Dancing takes a toll on the body but Annabelle always knew the pain was something more serious than just aches and pains from dancing: “That was what a lot of people used to say to me when it first started happening. They would be like, ‘It’s all your dancing but I knew it wasn’t. Dancing didn’t necessarily make it any worse. It made dancing hard but it didn’t make it worse. It always seemed more medical than dancing pain.”

Annabelle with her boyfriend Callum. Annabelle is grateful for all dancing has given her including her boyfriend and friends.

Annabelle’s condition is called idiopathic small fibre peripheral neuropathy. When the world championships in Dublin come around, she hopes it does not prevent her from giving her best performance: “It’s just a case of hoping I don’t wake up on a bad day. There’s some days I say to my teacher, ‘My legs aren’t working’. She’s like, ‘Yeah, I know’. I just hope I don’t wake up having one of those days. I’m trying to do everything I can to limit that, getting as much rest as I can and making sure I’m eating right, ice baths or whatever it is I can do to help.

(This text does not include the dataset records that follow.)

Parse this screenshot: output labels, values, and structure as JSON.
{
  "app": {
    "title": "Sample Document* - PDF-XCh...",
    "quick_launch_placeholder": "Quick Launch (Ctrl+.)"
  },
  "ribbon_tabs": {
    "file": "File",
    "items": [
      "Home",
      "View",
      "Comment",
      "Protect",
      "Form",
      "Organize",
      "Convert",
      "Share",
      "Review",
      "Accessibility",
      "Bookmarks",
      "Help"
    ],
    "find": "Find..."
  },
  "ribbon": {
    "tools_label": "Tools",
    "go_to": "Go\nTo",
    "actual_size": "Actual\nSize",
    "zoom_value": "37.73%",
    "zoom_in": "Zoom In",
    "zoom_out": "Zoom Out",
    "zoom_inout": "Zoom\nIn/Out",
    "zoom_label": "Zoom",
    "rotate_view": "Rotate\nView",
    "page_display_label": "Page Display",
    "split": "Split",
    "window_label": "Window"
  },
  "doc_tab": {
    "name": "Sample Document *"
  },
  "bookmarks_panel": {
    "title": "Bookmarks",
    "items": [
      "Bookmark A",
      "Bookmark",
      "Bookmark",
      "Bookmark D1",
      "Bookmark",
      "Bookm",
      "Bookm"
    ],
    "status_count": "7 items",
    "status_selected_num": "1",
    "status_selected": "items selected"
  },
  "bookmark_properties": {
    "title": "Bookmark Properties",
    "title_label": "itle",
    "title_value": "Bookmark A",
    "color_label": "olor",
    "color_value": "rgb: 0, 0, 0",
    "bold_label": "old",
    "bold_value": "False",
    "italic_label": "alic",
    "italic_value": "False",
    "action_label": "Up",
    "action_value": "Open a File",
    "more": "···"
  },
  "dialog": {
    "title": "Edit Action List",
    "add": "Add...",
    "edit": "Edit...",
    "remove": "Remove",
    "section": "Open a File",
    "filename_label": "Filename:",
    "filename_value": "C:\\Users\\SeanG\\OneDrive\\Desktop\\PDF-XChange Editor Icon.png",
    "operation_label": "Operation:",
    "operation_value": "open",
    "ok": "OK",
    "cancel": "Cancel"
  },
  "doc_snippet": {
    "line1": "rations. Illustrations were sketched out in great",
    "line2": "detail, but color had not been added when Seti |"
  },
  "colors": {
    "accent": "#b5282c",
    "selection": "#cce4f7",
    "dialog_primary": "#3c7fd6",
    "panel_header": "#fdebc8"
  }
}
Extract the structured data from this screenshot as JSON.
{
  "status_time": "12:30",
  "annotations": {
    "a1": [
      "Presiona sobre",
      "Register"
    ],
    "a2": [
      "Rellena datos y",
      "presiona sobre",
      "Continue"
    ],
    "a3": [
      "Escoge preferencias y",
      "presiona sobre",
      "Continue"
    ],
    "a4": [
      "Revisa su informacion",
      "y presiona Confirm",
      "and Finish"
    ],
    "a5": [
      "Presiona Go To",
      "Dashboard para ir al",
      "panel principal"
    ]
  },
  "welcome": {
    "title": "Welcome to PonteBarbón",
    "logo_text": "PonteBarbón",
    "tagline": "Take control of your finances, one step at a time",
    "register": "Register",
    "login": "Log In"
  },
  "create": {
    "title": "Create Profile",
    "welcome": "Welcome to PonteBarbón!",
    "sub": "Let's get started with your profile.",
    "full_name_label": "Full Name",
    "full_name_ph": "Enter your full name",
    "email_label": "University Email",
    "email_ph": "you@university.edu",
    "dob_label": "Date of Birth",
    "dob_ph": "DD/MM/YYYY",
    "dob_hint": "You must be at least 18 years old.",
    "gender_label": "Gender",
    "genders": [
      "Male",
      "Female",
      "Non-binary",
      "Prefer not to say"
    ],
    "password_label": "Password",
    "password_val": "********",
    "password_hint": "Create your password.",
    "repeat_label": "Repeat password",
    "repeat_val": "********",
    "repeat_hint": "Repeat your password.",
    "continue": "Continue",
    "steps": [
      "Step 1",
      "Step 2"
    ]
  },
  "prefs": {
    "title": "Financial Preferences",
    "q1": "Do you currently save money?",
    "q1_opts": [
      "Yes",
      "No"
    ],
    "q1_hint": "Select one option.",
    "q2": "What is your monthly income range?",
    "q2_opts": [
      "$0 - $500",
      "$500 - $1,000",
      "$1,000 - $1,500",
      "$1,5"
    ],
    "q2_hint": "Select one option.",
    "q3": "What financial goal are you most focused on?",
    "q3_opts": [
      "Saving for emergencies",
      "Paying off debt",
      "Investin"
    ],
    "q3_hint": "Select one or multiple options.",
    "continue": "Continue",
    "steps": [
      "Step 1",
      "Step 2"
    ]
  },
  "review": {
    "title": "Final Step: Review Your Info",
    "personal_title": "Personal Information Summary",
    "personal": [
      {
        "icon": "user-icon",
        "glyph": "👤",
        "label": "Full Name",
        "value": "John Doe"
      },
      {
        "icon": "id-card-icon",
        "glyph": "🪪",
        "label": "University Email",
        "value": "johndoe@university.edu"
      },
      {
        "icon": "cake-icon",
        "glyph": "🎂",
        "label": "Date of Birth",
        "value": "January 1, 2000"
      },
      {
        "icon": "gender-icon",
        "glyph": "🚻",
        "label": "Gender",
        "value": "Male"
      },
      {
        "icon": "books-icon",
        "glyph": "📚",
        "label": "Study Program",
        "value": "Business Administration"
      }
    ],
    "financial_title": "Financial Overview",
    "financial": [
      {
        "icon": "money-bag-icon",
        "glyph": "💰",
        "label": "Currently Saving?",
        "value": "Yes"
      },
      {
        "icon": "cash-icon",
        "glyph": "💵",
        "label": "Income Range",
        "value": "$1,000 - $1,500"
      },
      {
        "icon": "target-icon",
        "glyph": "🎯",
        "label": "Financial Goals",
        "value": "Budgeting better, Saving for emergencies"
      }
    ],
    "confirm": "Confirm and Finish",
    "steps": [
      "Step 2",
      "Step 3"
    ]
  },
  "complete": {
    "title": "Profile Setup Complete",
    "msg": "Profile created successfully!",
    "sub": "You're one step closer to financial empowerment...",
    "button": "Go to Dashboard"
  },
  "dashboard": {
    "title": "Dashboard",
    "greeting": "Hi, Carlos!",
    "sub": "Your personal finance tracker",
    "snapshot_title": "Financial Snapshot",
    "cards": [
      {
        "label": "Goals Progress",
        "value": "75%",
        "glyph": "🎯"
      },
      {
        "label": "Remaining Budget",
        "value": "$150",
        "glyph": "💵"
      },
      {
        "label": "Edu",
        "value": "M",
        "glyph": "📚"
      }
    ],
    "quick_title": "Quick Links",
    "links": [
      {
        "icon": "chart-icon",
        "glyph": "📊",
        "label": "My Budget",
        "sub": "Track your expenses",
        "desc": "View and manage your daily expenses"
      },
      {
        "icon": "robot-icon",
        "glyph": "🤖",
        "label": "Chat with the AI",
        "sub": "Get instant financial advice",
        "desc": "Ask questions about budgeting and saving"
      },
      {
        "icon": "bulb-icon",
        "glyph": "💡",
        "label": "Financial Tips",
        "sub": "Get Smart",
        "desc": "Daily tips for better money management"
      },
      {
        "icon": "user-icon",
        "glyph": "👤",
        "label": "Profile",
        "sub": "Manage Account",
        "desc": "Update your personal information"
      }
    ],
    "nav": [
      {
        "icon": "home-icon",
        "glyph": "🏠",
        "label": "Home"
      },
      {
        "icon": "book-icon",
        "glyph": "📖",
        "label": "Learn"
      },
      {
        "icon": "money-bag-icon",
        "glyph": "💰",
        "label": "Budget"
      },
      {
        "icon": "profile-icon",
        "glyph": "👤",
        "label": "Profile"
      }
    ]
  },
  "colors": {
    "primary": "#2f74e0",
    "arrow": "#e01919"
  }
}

“I have to rest a lot more now. I’m not a person who enjoys rest or takes it very easily. I’m not a very good sick person or injured person. I like to dance, I love exercise.

“It’s been a learning curve mentally that way as well having to make a switch taking breaks and knowing that in the end will make me dance better even though I feel like I’m doing less, I should be getting worse.

“They said initially it does improve in some people but if it was going to, we would have seen it after about nine months. It’s been two years so it’s got to a point where I don’t think it’s getting any worse. Initially it seemed like every day I had a new symptom or every day it was getting worse or stronger. It took a while as well to get me on the right medication. That was a lot of trial and error and then obviously the tablets I’m on now are quite strong and quite dangerous so I have to make sure I have the right dose.”

Annabelle wants to bow out after the world championships in Easter as moving onto the next year of the dancing calendar is sure to be too much for her. However, she can see herself remaining involved in some way such as teaching:

“I think I would find it quite hard to stay away from Irish dancing completely. I love working with the kids. I really enjoy teaching them and seeing them grasp something. I get enjoyment from that, always have done.”